For everything there is a season… so both hope and despair are allowed. The difficulty for many of us at the moment is that life does not feel very seasonal at all. Just a long grey wintry night. Certainly, humanity has endured worse but we do need to recognise that the pandemic has negatively affected people in various different ways. For some, staying at home is a terrifying prospect. Calls to the Vancouver domestic violence hotline are reported as having risen by 300%. The need for greater suicide prevention funding amongst working men has also risen dramatically, as have suicide attempts. These are two examples to back up the statement that, “people are NOT okay”.
So what do we do with all this darkness? In times of darkness, we make room for the light or we at least put our hand into the hand of God that we may go into the darkness. During this pandemic we have journeyed with God in a very different way. Our churches moved to meeting online or over the telephone and we have had to work hard to create some kind of seasonality over the past year. Through all of this, God has walked with us and the church of God however different and often reduced, has journeyed on. We are now asked to continue this journey into Lent. As if things don’t feel penitential enough! But let me let you into a little secret, Lent is about building us up and not breaking us down.

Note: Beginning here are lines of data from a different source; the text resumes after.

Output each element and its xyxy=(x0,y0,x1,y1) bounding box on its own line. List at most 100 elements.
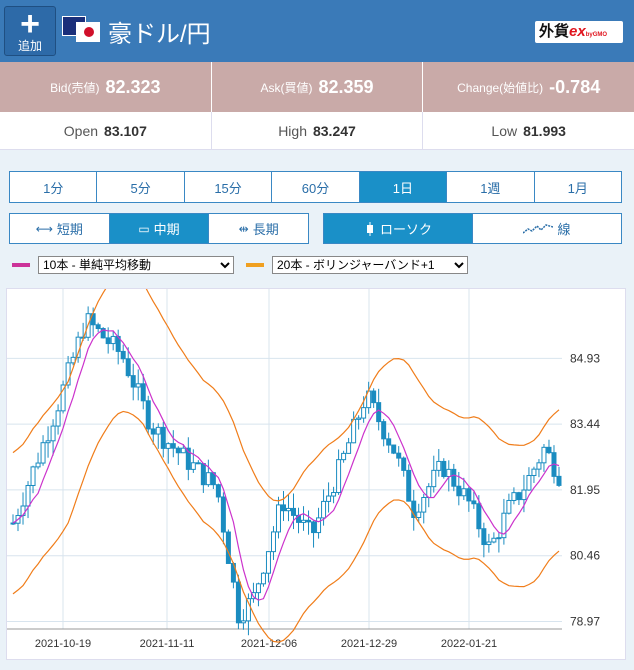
candle-body xyxy=(541,446,547,464)
candle-body xyxy=(326,495,332,502)
candle-body xyxy=(536,462,542,470)
long-range-icon: ⇹ xyxy=(238,221,249,236)
y-tick-label: 83.44 xyxy=(570,417,600,431)
candle-body xyxy=(275,504,281,533)
chart-type-selector: ローソク 線 xyxy=(323,213,622,244)
candlestick-button[interactable]: ローソク xyxy=(323,213,473,244)
candle-body xyxy=(45,440,51,444)
period-1week[interactable]: 1週 xyxy=(446,171,535,203)
period-1min[interactable]: 1分 xyxy=(9,171,98,203)
candle-body xyxy=(481,528,487,546)
y-tick-label: 81.95 xyxy=(570,483,600,497)
plus-icon: + xyxy=(20,5,40,43)
japan-flag-icon xyxy=(76,22,100,42)
candle-body xyxy=(150,428,156,435)
open-value: 83.107 xyxy=(104,122,147,139)
low-label: Low xyxy=(491,122,518,139)
candle-body xyxy=(361,407,367,419)
candle-body xyxy=(255,583,261,594)
period-60min[interactable]: 60分 xyxy=(271,171,360,203)
x-tick-label: 2021-10-19 xyxy=(35,638,91,650)
candle-body xyxy=(125,358,131,377)
candle-body xyxy=(546,446,552,454)
bid-cell: Bid(売値) 82.323 xyxy=(0,62,212,112)
candle-body xyxy=(396,452,402,459)
change-label: Change(始値比) xyxy=(457,80,544,95)
period-selector: 1分 5分 15分 60分 1日 1週 1月 xyxy=(9,171,622,203)
candle-body xyxy=(401,457,407,471)
currency-pair-title: 豪ドル/円 xyxy=(108,21,211,48)
candle-body xyxy=(311,521,317,534)
candle-body xyxy=(260,572,266,585)
period-5min[interactable]: 5分 xyxy=(96,171,185,203)
candle-body xyxy=(65,362,71,386)
candle-body xyxy=(145,400,151,430)
candle-body xyxy=(175,447,181,454)
range-short-label: 短期 xyxy=(56,222,83,237)
range-mid-button[interactable]: ▭ 中期 xyxy=(108,213,210,244)
low-cell: Low 81.993 xyxy=(423,112,634,149)
candle-body xyxy=(160,426,166,449)
period-1month[interactable]: 1月 xyxy=(533,171,622,203)
candle-body xyxy=(215,484,221,498)
band-upper-line xyxy=(12,289,560,502)
candlestick-icon xyxy=(366,221,373,236)
line-chart-button[interactable]: 線 xyxy=(472,213,622,244)
open-cell: Open 83.107 xyxy=(0,112,212,149)
bid-value: 82.323 xyxy=(105,76,161,97)
candle-body xyxy=(240,620,246,624)
candle-body xyxy=(25,484,31,507)
candle-body xyxy=(511,492,517,501)
candle-body xyxy=(306,519,312,523)
chart-svg[interactable]: 84.93 83.44 81.95 80.46 78.97 2021-10-19 2021-… xyxy=(7,289,627,661)
mid-range-icon: ▭ xyxy=(138,221,150,236)
ma-select[interactable]: 10本 - 単純平均移動 xyxy=(38,256,234,274)
ask-label: Ask(買値) xyxy=(260,80,313,95)
period-1day[interactable]: 1日 xyxy=(358,171,448,203)
candle-body xyxy=(506,499,512,514)
candle-body xyxy=(200,463,206,486)
low-value: 81.993 xyxy=(523,122,566,139)
candle-body xyxy=(486,541,492,546)
candle-body xyxy=(351,418,357,444)
ask-cell: Ask(買値) 82.359 xyxy=(212,62,424,112)
candle-body xyxy=(331,492,337,497)
period-15min[interactable]: 15分 xyxy=(183,171,273,203)
range-selector: ⟷ 短期 ▭ 中期 ⇹ 長期 xyxy=(9,213,310,244)
candle-body xyxy=(461,488,467,497)
candle-body xyxy=(476,503,482,530)
y-tick-label: 80.46 xyxy=(570,549,600,563)
candle-body xyxy=(205,472,211,486)
change-cell: Change(始値比) -0.784 xyxy=(423,62,634,112)
candle-body xyxy=(225,531,231,564)
candle-body xyxy=(155,426,161,435)
candle-body xyxy=(30,466,36,486)
candle-body xyxy=(496,537,502,540)
candle-body xyxy=(40,442,46,464)
candle-body xyxy=(301,519,307,523)
band-lower-line xyxy=(12,410,560,643)
candle-body xyxy=(381,421,387,440)
candle-body xyxy=(411,500,417,519)
moving-average-line xyxy=(12,329,560,601)
bb-color-swatch xyxy=(246,263,264,267)
add-button[interactable]: + 追加 xyxy=(4,6,56,56)
candle-body xyxy=(386,438,392,446)
candle-body xyxy=(371,390,377,404)
price-chart[interactable]: 84.93 83.44 81.95 80.46 78.97 2021-10-19 2021-… xyxy=(6,288,626,660)
ohl-bar: Open 83.107 High 83.247 Low 81.993 xyxy=(0,112,634,150)
bb-indicator: 20本 - ボリンジャーバンド+1 xyxy=(246,255,468,275)
y-tick-label: 78.97 xyxy=(570,614,600,628)
candle-body xyxy=(286,507,291,512)
range-long-label: 長期 xyxy=(252,222,279,237)
range-short-button[interactable]: ⟷ 短期 xyxy=(9,213,110,244)
bb-select[interactable]: 20本 - ボリンジャーバンド+1 xyxy=(272,256,468,274)
candle-body xyxy=(165,443,171,449)
range-long-button[interactable]: ⇹ 長期 xyxy=(208,213,310,244)
x-tick-label: 2022-01-21 xyxy=(441,638,497,650)
candle-body xyxy=(190,462,196,470)
candle-body xyxy=(416,511,422,519)
candle-body xyxy=(491,537,497,543)
x-tick-label: 2021-11-11 xyxy=(140,638,195,650)
high-label: High xyxy=(278,122,307,139)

Historically in Northern Europe, Lent fitted extremely well into the agricultural year. During past ages when people lived seasonally, with crop rotation and changes of work relating to the environment (some still strive for this life today) the calendar of the church was always there to assist and celebrate a life that was lived far more in conjunction with God’s creation than the busy urban lives so many of us fight through nowadays. For example, Candlemas hymns talk about winter starting to pass and spring being welcomed in the air. The word Lent, as used in the English language, is itself an expression of creation. The old word for Lent is ‘lencten’ meaning the time of the days’ lengthening or simply ‘springtime’. That a period of self-examination, denial, study and prayer would occur when the pantry was naturally empty, after a long winter and before new crops have grown, should not be underestimated. Historically, Lent was a heartfelt pragmatic way, particularly for Europeans, to make good an otherwise brutally challenging time of year. I remember growing up with many planting stories based upon the Easter moon (but that is for another day).
Making the best out of what we have is going to serve us well heading forward into 2021. Remember the generosity of the boy with 5 barley loaves and 2 fish? Yes, this Lent will be different, but it is still an opportunity to escape the grey monotony that has shadowed many of our lives during the pandemic and engage with a life-giving and enriching season of the Church. In these times of self isolation, social restrictions and increased anxiety the hand of God invites us to be enriched by seasons of our faith and to drink deeply from the well of new life. We are once more invited into living a happy and wholesome Lent, may the season bring growth and generosity to us all.